Death is such a sudden and jarring thing. It doesn’t matter if the person was living on borrowed time, or if death came swooping in out of the blue, years ahead of schedule, it seems we are always caught off guard. Never more so, I think, than when somebody’s child dies. Even if that child is an adult, if they have a parent, they’re somebody’s child.
Alessandra was the beloved daughter of a dear friend of mine. I knew her when she was a little girl but hadn’t seen her in years. Much had changed for her in that time. She’d grown up, and she’d faced challenges with her mental health, which had led to challenges with her physical health, and these challenges had led to other challenges, as disabilities so often do.

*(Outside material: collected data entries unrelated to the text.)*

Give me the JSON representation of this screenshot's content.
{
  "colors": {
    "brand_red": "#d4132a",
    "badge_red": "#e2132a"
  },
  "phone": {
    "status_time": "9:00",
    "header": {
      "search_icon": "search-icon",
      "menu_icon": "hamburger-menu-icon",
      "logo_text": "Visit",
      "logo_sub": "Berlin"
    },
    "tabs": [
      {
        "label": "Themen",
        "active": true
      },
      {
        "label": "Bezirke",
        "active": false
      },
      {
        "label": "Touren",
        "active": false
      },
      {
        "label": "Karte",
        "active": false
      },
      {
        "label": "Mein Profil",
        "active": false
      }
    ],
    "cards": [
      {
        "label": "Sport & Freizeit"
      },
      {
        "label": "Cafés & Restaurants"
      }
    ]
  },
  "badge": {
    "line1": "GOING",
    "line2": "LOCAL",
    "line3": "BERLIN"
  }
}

A couple of weeks ago, Alessandra died unexpectedly, of natural causes, in her sleep, at the hospital. Because of the level of care she required, and the critical shortage of supportive housing in the community, Alessandra had lived mostly in hospitals in recent years. She was at a good place when her life ended – she was happy, in love, and things were going well.
There was an open mic at the memorial service, and people were invited to share their stories, memories and thoughts. Her mom started, and was followed by a steady stream of people who shared their memories with great love, humour, tenderness and respect. It was the most touching celebration of a life I’ve ever attended. It left me wishing I’d taken the time to know her as an adult, and to be her friend.
Here are some of the things I now know about her – some of these things I remember from when she was a little girl, some are things her mom has told me over the years, and some are things I learned on Thursday.
Alessandra was a larger-than-life presence at the hospital, and made friends with all the nurses, patients, and hospital staff. Everywhere she went, she talked to everybody. She got people to tell her their stories, and she remembered all these stories. She also shared her own stories. She loved people and introduced everybody to everybody else. Alessandra’s version of “us” included everybody; nobody was an outsider. She was generous in every sense of the word. She attracted people into her life who could love her absolutely for who she was, and vice versa. She lived wholeheartedly in the moment. She was spontaneous. She was intense. She was kind. She was loyal. She was brave. She loved animals. She sang. She was always in motion, even after she ended up in a wheelchair. She danced with Propeller Dance. She made friends easily. She lived life large. She had a big smile, a big voice, and a big personality. There’s a big hole where she used to be.
Though Alessandra died young, I think people who live wholeheartedly in the moment get a lot more mileage out of time.
Her aunt, Arleen, read a poem she’d written for her. Sometimes people write tribute poems which are sweet but awful. This was not one of those poems. This poem left me in goosebumps and tears.